Le parc national de Frontenac dévoile les résultats de l’évolution de son bilan de santé entre 2013 et 2017 : l’état de santé global du parc est jugé très bon !

Faits saillants
Les indicateurs sur l’eau et le milieu aquatique sont en amélioration et semblent refléter les efforts déployés pour améliorer la qualité de l’eau et les écosystèmes du Grand lac Saint-François. Deux points de vigilance demeurent : l’apport de nutriments et de matières en suspension par la rivière aux Bluets et la présence d’espèces exotiques envahissantes. Des actions sont en place pour prévenir et contrôler certaines de ces espèces nuisibles, dont le roseau commun.

Portraits des indicateurs
Le suivi de la qualité de l’eau des rivières est réalisé en utilisant un indice de qualité bactériologique et physico-chimique (IQBP) qui comprend six mesures : le phosphore total, les coliformes fécaux, l’azote ammoniacal, les nitrites et les nitrates, la chlorophylle « A » totale et la matière en suspension. On observe une situation stable ou en amélioration pour la qualité de l’eau, attribuable, en partie, à l’implantation de mesures de protection initiées par le Regroupement pour la protection du Grand lac Saint-François : mise à niveau des fosses septiques et des champs d’épuration des municipalités riveraines, végétalisation des bandes riveraines.

Le suivi de l’état de la faune benthique, soit les invertébrés qui vivent au fond de l’eau, permet de connaître l’état de santé des cours d’eau. Le dernier résultat de 2016 suggère que les rivières aux Rats musqués, Felton et Sauvage sont en bonne santé.

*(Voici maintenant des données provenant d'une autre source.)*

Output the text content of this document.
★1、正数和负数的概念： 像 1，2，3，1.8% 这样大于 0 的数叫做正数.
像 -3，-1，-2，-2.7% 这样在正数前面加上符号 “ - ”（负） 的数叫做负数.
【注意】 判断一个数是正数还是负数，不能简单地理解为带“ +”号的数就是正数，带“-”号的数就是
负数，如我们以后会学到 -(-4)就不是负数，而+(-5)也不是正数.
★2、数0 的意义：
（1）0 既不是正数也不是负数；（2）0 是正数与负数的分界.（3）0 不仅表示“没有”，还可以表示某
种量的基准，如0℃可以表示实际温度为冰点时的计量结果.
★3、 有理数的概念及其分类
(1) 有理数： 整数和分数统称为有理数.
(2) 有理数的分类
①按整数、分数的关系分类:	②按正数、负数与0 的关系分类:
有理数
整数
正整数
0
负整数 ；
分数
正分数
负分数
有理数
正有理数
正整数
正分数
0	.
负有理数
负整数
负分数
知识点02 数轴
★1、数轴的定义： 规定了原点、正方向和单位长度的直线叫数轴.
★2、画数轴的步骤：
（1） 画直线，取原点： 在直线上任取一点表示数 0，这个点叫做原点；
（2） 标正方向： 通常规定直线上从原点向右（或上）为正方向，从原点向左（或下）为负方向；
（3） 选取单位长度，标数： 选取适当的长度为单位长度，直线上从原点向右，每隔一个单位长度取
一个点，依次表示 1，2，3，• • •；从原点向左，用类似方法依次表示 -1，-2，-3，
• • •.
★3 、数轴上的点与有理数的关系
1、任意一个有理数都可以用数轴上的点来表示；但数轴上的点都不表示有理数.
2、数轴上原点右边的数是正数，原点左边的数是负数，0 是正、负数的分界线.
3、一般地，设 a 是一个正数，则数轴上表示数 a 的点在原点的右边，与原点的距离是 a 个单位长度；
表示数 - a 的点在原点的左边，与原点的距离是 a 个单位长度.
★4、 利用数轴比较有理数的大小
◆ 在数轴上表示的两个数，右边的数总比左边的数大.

Les anoures sont des espèces bio-indicatrices de l’état de santé des milieux humides puisqu’elles font partie des premières à disparaître lorsque les conditions de l’habitat se dégradent. Malgré une certaine stabilité, on observe une diminution des occurrences de grenouille verte. Les résultats de cet indicateur comportent habituellement des variations importantes liées aux conditions météorologiques.

Les espèces exotiques envahissantes sont identifiées comme l’une des principales causes de l’effritement de la biodiversité. On observe une diminution de la dimension des colonies et du nombre de tiges de roseau commun dans la baie aux Rats musqués. Cette amélioration est liée aux projets de contrôle mis en place.

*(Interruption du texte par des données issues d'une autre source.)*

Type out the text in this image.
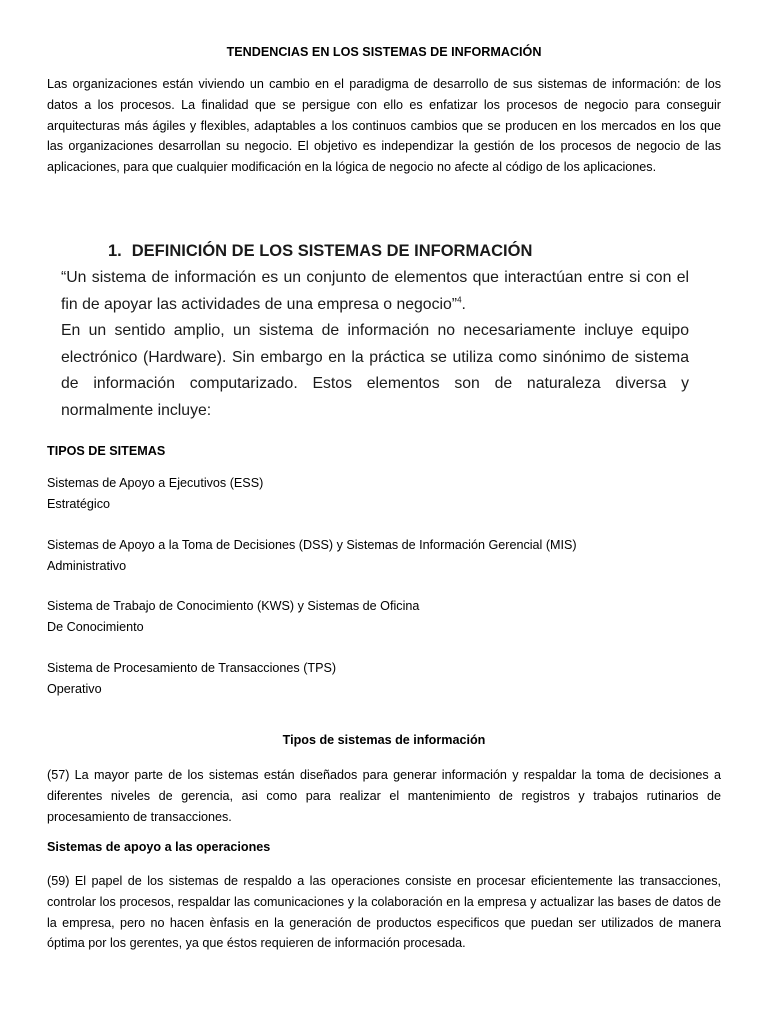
TENDENCIAS EN LOS SISTEMAS DE INFORMACIÓN

Las organizaciones están viviendo un cambio en el paradigma de desarrollo de sus sistemas de información: de los datos a los procesos. La finalidad que se persigue con ello es enfatizar los procesos de negocio para conseguir arquitecturas más ágiles y flexibles, adaptables a los continuos cambios que se producen en los mercados en los que las organizaciones desarrollan su negocio. El objetivo es independizar la gestión de los procesos de negocio de las aplicaciones, para que cualquier modificación en la lógica de negocio no afecte al código de los aplicaciones.

1. DEFINICIÓN DE LOS SISTEMAS DE INFORMACIÓN

“Un sistema de información es un conjunto de elementos que interactúan entre si con el fin de apoyar las actividades de una empresa o negocio”$^4$.
En un sentido amplio, un sistema de información no necesariamente incluye equipo electrónico (Hardware). Sin embargo en la práctica se utiliza como sinónimo de sistema de información computarizado. Estos elementos son de naturaleza diversa y normalmente incluye:

TIPOS DE SITEMAS
Sistemas de Apoyo a Ejecutivos (ESS)
Estratégico
Sistemas de Apoyo a la Toma de Decisiones (DSS) y Sistemas de Información Gerencial (MIS)
Administrativo
Sistema de Trabajo de Conocimiento (KWS) y Sistemas de Oficina
De Conocimiento
Sistema de Procesamiento de Transacciones (TPS)
Operativo
Tipos de sistemas de información

(57) La mayor parte de los sistemas están diseñados para generar información y respaldar la toma de decisiones a diferentes niveles de gerencia, asi como para realizar el mantenimiento de registros y trabajos rutinarios de procesamiento de transacciones.

Sistemas de apoyo a las operaciones

(59) El papel de los sistemas de respaldo a las operaciones consiste en procesar eficientemente las transacciones, controlar los procesos, respaldar las comunicaciones y la colaboración en la empresa y actualizar las bases de datos de la empresa, pero no hacen ènfasis en la generación de productos especificos que puedan ser utilizados de manera óptima por los gerentes, ya que éstos requieren de información procesada.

L’eutrophisation correspond à l’enrichissement graduel d’un lac en matières nutritives, passant d’un état oligotrophe (lac dont l’eau est plus transparente, mieux oxygéné) vers un état eutrophe (lac avec davantage d’algues et de plantes aquatiques, moins oxygéné). Il s’agit d’un processus évolutif naturel qui peut être accéléré par un apport de nutriments (ex. : fosses septiques, écoulement urbain, rejet d’eaux usées industrielles, agriculture, etc.) acheminé par l’eau en provenance du bassin versant du lac. Malgré une certaine stabilité dans la période récente, le Grand lac Saint-François montre des signes de vieillissement depuis le début du suivi en 2009.